Lübecker Uniorchester  01.02.

Uniorchester 2


Engelbert Humperdinck (1854-1921): Ouvertüre zur Oper „Hänsel und Gretel“

 

Gioachino Rossini (1792-1868): Konzert in C-Dur für Fagott und Orchester

 

Felix Mendelssohn (1809-1847): Sinfonie Nr. 3 in a-Moll („Schottische“) op.56

 

 

Erneut dürfen wir das „Orchester der Universität zu Lübeck“ im Kolosseum begrüßen. Das 1991 von Medizinstudierenden gegründete Orchester besteht heutzutage aus circa 70 Mitgliedern, von denen der Großteil an der Universität zu Lübeck studiert, forscht oder anderweitig tätig ist.
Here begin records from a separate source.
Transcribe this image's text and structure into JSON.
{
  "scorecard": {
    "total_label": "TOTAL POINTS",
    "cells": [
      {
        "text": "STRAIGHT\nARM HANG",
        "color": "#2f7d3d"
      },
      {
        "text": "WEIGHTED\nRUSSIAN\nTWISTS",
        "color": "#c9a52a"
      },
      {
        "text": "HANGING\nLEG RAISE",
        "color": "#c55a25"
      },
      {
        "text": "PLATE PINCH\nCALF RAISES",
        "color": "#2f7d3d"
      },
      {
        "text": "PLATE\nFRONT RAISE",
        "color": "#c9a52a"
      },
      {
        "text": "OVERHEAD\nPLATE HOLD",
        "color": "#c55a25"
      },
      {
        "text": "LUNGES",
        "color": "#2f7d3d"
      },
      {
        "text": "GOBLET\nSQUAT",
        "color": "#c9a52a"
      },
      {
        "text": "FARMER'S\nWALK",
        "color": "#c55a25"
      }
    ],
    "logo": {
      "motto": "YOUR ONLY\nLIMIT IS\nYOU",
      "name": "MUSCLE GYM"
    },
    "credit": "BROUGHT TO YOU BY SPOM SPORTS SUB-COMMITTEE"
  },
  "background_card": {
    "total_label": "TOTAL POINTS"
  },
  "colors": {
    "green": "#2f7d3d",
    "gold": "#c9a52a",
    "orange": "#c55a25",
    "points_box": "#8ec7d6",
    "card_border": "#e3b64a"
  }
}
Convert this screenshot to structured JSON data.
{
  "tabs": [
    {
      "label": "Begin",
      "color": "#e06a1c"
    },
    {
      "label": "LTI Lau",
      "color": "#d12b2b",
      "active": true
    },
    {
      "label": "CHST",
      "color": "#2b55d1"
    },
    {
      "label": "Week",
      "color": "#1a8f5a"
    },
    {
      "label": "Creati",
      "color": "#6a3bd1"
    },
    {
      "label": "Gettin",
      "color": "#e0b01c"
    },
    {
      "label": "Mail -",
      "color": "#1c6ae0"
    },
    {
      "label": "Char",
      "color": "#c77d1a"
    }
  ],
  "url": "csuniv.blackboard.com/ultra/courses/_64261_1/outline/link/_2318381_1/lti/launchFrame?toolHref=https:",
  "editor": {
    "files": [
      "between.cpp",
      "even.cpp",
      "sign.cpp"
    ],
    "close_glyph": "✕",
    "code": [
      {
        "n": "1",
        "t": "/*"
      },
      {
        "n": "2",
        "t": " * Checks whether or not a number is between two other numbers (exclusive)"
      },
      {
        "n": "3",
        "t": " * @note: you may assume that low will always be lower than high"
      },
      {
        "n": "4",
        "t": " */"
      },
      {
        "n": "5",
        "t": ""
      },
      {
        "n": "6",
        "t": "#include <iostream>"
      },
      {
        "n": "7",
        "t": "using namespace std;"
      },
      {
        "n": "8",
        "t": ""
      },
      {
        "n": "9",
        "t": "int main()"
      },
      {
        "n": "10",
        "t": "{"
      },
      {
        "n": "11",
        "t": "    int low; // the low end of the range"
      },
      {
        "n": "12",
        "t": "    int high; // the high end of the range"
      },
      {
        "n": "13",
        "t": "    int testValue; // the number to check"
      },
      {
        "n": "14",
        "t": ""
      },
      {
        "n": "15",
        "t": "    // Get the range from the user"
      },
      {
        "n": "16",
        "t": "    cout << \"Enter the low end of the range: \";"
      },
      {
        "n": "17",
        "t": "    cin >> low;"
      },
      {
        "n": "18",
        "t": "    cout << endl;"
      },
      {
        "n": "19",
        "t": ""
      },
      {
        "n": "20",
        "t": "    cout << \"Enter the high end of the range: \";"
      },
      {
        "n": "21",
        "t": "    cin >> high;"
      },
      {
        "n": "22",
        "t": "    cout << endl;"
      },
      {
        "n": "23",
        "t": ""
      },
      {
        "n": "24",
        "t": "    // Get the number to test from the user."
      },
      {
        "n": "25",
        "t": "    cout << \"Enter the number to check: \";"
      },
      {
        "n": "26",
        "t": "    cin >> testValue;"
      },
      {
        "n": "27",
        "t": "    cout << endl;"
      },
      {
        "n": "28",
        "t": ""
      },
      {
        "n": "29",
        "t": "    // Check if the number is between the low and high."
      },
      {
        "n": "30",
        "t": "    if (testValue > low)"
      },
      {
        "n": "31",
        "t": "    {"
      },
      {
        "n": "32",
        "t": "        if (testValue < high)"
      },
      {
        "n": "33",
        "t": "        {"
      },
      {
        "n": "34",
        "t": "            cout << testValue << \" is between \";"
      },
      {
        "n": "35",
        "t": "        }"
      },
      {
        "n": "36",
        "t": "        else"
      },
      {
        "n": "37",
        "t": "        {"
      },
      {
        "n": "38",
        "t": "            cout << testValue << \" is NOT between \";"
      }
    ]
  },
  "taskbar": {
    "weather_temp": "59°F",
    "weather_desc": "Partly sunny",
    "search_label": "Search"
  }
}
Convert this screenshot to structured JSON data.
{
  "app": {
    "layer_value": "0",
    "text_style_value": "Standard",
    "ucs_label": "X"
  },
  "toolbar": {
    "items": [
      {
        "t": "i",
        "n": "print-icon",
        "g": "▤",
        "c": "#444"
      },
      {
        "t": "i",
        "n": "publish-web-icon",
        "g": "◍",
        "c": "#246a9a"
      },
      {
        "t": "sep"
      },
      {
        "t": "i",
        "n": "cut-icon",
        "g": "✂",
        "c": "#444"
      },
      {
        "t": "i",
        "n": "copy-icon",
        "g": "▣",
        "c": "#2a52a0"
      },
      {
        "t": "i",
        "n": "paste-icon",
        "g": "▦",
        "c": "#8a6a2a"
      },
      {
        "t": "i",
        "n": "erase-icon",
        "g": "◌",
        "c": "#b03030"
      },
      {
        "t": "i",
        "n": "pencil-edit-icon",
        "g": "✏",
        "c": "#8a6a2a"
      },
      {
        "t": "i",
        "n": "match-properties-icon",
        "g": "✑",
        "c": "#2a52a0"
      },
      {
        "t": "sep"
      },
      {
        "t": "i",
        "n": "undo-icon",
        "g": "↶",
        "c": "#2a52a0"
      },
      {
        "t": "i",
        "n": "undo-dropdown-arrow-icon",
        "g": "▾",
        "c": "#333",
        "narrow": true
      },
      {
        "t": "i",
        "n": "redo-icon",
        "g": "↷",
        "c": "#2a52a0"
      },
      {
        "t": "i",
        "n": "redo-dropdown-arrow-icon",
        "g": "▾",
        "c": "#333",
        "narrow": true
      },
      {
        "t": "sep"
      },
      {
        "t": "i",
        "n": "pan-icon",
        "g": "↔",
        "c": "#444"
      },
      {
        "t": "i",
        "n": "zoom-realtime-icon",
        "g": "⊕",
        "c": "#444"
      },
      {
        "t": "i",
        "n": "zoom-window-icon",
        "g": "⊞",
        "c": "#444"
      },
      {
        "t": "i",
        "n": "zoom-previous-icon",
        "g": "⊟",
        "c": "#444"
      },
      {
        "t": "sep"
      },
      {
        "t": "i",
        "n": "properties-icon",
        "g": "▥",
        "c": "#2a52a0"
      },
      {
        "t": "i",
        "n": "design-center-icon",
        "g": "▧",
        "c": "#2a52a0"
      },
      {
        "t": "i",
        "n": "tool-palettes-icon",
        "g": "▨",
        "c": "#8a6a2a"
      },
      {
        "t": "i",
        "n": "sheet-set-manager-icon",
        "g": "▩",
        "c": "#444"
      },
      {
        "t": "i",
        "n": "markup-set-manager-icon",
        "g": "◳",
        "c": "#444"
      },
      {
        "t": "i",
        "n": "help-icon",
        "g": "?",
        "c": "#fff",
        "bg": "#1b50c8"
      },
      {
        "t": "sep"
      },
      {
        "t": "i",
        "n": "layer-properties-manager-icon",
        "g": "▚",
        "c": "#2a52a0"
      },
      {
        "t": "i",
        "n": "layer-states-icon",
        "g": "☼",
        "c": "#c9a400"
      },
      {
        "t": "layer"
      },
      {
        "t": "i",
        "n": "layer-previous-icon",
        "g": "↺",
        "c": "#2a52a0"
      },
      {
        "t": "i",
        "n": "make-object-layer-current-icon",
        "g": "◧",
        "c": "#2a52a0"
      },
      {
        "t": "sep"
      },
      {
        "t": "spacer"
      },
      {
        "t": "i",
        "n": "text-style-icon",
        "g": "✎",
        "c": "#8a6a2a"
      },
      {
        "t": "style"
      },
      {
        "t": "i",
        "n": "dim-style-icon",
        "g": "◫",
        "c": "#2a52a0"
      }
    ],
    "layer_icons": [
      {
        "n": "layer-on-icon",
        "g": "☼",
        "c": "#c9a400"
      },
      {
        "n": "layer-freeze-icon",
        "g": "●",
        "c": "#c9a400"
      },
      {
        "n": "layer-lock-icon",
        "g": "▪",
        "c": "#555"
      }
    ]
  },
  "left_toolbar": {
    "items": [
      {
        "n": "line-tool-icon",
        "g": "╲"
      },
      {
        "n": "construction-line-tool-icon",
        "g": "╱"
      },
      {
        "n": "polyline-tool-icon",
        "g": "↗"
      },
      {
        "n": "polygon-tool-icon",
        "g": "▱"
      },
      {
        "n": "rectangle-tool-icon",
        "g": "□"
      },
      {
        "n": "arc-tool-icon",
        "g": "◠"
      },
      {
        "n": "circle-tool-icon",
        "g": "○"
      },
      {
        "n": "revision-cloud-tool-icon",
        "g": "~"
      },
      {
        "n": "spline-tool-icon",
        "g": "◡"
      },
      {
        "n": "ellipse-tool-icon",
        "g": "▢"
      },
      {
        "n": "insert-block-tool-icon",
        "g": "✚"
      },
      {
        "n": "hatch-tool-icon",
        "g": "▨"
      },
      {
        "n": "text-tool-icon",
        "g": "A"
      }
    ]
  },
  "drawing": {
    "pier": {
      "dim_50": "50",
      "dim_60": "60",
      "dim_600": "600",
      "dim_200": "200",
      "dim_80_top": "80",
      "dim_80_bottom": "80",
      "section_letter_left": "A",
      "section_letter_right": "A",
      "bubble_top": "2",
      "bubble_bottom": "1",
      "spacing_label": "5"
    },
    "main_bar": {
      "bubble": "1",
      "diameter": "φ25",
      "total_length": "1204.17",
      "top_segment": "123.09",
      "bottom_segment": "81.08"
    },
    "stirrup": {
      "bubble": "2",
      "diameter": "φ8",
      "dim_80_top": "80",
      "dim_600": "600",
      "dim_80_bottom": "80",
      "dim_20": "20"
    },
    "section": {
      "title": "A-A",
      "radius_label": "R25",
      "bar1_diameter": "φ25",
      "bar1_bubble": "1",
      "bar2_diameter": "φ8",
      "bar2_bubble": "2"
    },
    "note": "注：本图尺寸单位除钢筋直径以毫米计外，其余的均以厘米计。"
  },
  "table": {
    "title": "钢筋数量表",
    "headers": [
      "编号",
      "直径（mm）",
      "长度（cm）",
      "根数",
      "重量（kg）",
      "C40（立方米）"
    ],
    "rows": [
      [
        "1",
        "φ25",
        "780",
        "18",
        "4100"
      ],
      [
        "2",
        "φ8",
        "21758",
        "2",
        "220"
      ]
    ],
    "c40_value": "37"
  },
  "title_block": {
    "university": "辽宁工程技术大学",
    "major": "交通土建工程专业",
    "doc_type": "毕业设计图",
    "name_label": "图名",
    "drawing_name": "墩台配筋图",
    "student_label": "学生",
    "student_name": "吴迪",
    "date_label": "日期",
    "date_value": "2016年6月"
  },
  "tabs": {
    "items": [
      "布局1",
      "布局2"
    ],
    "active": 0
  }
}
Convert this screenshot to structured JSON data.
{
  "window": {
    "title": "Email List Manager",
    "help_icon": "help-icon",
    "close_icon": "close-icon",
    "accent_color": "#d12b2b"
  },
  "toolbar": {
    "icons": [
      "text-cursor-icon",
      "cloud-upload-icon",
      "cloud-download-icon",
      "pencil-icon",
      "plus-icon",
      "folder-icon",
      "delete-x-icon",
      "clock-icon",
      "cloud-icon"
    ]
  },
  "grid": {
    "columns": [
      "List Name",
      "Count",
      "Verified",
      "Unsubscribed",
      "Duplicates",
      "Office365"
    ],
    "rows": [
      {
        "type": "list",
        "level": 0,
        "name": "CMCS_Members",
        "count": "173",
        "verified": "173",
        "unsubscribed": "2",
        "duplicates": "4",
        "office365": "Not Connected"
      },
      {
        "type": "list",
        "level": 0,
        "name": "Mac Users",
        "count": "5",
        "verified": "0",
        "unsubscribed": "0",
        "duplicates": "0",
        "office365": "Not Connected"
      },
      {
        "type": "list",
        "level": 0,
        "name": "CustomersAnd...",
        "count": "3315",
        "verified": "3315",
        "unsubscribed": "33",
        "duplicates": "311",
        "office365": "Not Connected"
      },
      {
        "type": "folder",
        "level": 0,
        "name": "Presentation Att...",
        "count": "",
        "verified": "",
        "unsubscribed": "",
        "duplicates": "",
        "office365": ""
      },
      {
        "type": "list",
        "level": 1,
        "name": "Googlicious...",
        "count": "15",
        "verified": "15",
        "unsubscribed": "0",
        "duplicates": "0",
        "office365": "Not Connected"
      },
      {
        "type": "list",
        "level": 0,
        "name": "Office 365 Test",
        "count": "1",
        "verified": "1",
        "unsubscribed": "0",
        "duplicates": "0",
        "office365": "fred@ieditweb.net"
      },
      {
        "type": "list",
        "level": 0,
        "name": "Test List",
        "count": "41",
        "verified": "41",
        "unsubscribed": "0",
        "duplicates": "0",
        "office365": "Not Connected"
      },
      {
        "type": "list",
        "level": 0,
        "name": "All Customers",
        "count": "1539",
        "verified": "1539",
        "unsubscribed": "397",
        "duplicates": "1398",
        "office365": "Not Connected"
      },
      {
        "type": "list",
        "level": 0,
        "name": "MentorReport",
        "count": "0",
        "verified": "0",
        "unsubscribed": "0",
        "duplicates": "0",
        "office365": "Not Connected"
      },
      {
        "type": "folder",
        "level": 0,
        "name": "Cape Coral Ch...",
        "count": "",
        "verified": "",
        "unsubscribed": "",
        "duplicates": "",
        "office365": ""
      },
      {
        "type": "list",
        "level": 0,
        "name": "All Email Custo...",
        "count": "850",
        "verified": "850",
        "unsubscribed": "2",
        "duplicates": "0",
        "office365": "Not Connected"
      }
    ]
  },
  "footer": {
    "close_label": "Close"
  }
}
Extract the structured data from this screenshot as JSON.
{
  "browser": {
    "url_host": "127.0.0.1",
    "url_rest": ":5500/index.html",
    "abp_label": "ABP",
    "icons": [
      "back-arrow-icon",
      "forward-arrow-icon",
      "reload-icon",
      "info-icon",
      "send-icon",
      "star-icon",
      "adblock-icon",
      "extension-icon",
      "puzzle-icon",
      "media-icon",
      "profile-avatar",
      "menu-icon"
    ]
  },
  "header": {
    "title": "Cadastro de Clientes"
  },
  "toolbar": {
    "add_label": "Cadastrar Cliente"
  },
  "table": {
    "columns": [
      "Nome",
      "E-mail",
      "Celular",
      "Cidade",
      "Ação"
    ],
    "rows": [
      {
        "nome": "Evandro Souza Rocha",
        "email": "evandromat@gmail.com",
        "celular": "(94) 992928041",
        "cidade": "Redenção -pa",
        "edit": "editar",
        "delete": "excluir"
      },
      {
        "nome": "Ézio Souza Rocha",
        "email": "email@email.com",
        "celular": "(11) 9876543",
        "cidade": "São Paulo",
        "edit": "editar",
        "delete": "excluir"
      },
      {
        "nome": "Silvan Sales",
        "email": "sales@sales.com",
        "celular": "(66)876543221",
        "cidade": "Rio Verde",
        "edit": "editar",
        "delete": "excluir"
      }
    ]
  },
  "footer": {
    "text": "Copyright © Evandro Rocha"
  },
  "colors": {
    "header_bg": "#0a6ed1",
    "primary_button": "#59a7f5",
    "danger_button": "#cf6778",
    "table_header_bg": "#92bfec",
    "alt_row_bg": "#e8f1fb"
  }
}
Unter der Leitung des Dirigenten Fausto Fungaroli wird innerhalb eines Semesters in wöchentlichen Proben ein Programm erarbeitet, welches traditionell zum Semesterende präsentiert wird. Außerdem spielt das Orchester auch zu offiziellen Anlässen der Universität, wie beispielsweise bei Erstsemesterbegrüßungen, Promotionsfeiern oder bei Preisverleihungen. Des Weiteren bilden sich regelmäßig orchesterintern kleinere Ensembles, welche ihre Freude an der Musik bei halbjährlich stattfindenden Kammermusikabenden oder anderweitigen Anlässen (beispielsweise bei der Weihnachtsfeier der Deutschen Bank im Dezember 2019) unter Beweis stellen können.

Neben einem Probentag, sowie einem Probenwochenende pro Semester, gibt es noch längere Arbeitsphasen. Alle zwei Jahre überschreitet das Uniorchester dabei die nationalen Grenzen und fährt auf Orchesterreise ins Ausland.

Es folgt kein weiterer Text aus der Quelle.